To this day, Levy goes to High Holiday services with Begleiter every year.

Was Runkles’ recovery a miracle, as Levy believes? Did God hear his prayers and answer?


Rabbi Louis Jacobs, the founder of Conservative Judaism in the United Kingdom, writes in “The Jewish Religion: A Companion” that “a modern Jewish believer will be far less prone to attribute extraordinary events to a supernatural intervention, but his belief in God’s power will not allow him to deny the very possibility of miracles occurring.”

So according to Jacobs, our logical brain dictates that miracles probably don’t occur, but our faith argues otherwise. A fair assessment, as faith means believing in something greater than yourself, something not completely tangible or explainable.

Of course, Levy going to synagogue and Runkles waking up could have been purely coincidental, but why question it if one life was saved and another enhanced by reconnecting to Judaism?

As Levy put it, “I made the right decision to come and pray. … I went to synagogue to pray, and he wakes up just like that. Unbelievable.” It’s hard to argue with someone like Levy about the power of prayer.
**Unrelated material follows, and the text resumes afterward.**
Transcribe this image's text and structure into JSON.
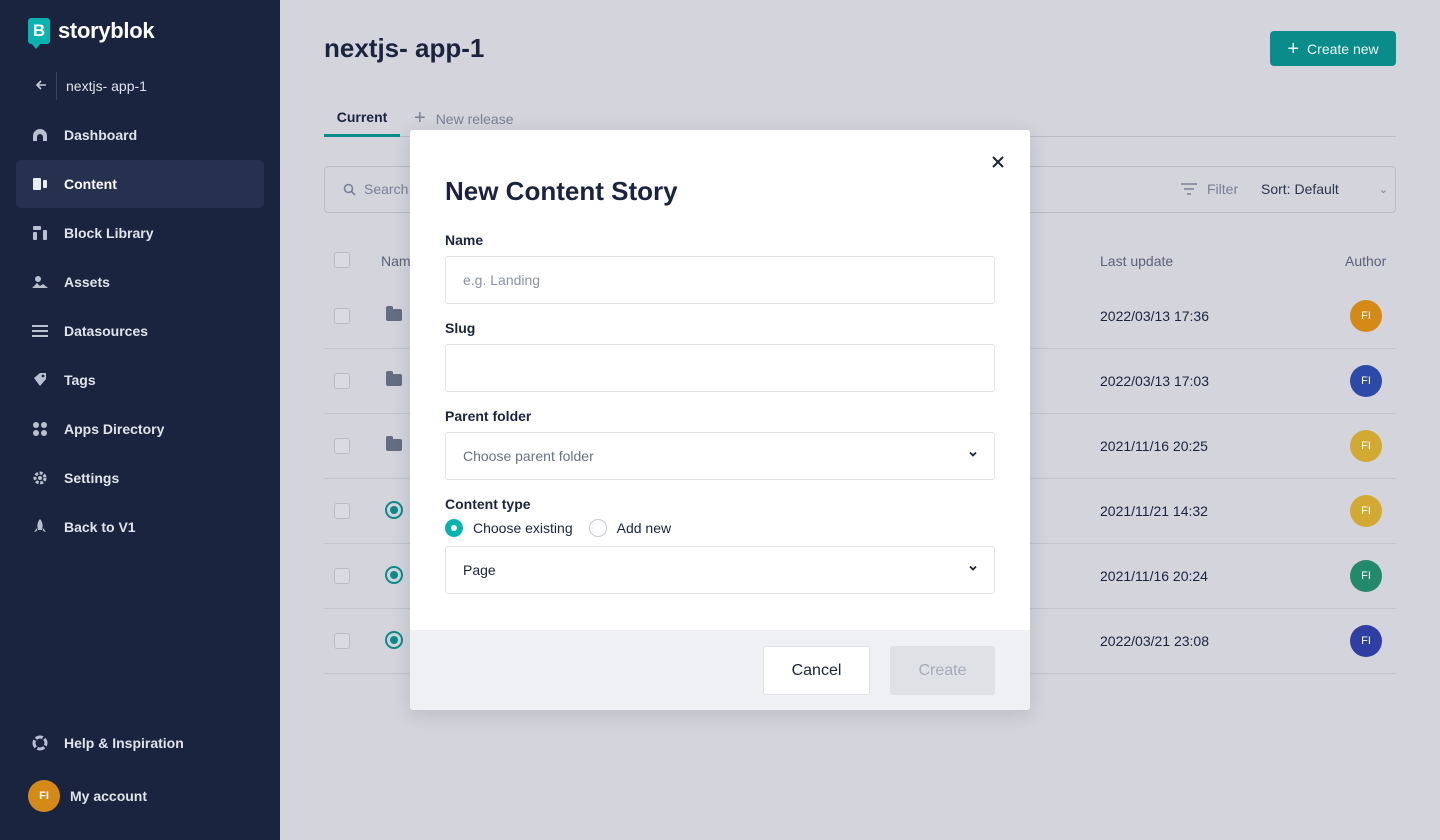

As we move into the New Year, and we repent for our wrongdoings next weekend on Yom Kippur, let’s take a cue from Levy and trust that our prayer and repentance is being heard. Something “miraculous” might just happen to you.

So who knows if Runkles waking up from his coma was a miracle, or if God had a hand in it? What matters is that a life was saved and not wasted, a friendship was cemented and one man’s devotion to Judaism endures.